He sits quietly rocking back and forth on the low bench in front of the fire until the cameraman moves slightly. The director’s face is in his hands. When he lifts his head, his mouth is open and he cannot speak. I leave a long pause for effect and then signal for the camera to keep rolling. When the director calms down, I walk up to him and congratulate him on his script. Very convincing. Totally realistic. Utterly believable. Damn good show. The audience will love this. He looks at me for a long time and leaves the tent without saying a word. I’m not sure what to make of this. Perhaps he is not pleased with the take. The cameraman rolls his eyes.

“I know that actors are also athletes; the body, of course, when wielded competently, a complete system of communication. Yet I could not help but be astounded when I saw that man doing a balancing act on a stretch of barbed wire!” And we look, and it is true. On a stretch of barbed wire fencing, a very thin, bald man is walking slowly, inch by inch, making his way to the other side.

When he gets there, he bows to an invisible audience, turns around and starts back towards the beginning.

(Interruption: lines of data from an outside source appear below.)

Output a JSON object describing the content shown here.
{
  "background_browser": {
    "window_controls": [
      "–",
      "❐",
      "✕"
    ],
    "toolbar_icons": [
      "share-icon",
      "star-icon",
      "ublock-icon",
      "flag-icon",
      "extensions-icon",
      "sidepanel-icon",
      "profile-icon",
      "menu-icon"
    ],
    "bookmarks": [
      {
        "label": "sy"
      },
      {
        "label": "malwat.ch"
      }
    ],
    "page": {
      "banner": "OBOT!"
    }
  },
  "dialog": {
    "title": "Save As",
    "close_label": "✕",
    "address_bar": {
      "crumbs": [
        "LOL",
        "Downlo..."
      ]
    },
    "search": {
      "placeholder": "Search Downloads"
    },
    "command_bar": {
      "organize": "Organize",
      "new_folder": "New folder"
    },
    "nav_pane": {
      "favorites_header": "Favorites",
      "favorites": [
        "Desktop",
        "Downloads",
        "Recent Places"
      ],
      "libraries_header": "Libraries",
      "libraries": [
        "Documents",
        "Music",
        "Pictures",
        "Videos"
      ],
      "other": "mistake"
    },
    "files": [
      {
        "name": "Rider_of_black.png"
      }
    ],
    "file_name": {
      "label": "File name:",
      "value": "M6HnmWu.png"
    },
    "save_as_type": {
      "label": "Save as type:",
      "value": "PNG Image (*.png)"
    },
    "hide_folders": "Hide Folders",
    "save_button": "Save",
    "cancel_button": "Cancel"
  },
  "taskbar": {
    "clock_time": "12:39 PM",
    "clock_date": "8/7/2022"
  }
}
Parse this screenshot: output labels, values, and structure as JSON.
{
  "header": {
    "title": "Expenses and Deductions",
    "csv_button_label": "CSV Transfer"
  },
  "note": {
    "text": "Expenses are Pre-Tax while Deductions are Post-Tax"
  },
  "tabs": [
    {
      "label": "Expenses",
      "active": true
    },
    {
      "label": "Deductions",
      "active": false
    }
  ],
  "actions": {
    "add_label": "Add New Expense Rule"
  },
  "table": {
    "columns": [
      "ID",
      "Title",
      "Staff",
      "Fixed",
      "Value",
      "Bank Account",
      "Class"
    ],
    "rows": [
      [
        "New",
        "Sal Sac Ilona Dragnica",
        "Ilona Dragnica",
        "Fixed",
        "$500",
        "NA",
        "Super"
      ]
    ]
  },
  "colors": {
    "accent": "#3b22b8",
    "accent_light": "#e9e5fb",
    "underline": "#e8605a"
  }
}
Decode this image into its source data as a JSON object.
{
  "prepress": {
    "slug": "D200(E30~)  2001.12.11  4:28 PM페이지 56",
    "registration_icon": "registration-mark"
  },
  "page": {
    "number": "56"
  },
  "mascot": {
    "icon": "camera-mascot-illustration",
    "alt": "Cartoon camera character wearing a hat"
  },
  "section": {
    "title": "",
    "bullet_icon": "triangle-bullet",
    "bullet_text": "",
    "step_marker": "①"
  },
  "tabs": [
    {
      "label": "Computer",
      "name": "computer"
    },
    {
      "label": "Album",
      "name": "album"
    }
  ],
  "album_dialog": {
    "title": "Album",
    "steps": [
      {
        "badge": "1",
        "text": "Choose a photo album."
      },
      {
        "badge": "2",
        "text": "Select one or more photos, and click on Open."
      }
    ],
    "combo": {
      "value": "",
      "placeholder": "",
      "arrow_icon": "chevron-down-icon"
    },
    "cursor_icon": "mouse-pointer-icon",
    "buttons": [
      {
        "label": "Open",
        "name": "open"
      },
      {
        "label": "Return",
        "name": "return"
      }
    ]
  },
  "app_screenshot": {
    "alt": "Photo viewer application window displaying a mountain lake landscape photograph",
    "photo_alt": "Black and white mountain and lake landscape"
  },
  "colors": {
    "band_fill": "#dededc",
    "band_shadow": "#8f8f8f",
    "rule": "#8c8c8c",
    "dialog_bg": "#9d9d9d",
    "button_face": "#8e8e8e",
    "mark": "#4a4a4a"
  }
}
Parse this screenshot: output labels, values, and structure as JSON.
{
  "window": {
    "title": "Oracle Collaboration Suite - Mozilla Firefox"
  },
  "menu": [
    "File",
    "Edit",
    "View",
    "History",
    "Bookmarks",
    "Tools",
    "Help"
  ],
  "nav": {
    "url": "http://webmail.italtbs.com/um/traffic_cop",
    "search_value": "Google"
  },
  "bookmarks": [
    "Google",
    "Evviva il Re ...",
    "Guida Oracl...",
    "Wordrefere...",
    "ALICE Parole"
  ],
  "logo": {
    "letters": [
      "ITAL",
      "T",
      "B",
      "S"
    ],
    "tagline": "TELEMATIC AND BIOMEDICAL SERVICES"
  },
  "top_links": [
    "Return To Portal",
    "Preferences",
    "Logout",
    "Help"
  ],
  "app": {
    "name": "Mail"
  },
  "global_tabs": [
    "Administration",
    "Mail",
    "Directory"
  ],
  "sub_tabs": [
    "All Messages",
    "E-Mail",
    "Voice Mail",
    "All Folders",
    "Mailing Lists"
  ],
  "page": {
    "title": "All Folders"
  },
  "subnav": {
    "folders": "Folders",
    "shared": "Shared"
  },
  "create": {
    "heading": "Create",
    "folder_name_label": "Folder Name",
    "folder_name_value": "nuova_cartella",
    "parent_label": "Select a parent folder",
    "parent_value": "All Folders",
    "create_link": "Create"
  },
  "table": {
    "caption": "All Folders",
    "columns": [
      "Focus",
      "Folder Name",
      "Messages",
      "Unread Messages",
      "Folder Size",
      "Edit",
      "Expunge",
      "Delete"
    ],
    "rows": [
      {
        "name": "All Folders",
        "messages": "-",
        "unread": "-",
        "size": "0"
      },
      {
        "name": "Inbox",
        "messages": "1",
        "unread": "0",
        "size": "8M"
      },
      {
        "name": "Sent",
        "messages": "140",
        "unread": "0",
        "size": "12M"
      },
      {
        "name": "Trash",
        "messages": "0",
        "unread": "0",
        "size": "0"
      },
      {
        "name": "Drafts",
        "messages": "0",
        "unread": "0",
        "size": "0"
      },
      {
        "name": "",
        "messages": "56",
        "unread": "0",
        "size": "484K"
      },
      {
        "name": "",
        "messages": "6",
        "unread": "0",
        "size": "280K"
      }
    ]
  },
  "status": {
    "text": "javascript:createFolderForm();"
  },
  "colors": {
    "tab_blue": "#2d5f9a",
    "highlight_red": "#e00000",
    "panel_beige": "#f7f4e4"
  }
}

His smile is the fixed smile of a performer in deep concentration.

Sitting around the fire one evening, a middle-aged woman starts in on a slow and breathy monologue. It is not the content so much as the delivery that demands our attention. As we continue our conversation she starts to circle the fire, her voice becoming an almost monotone song as she moves faster and faster, coming so close to the fire that a concentrated hush falls over all of us who sit here and after a while, we share to some degree her ecstasy. Just when we fear she will get hurt, she falls down and prostrates herself in the dust near the fire. It is quiet for a moment before the director says, “We do not know what befell her or whence she comes, but she embodies the truth of the artist who plays with absolute abandon, expecting nothing from the universe.”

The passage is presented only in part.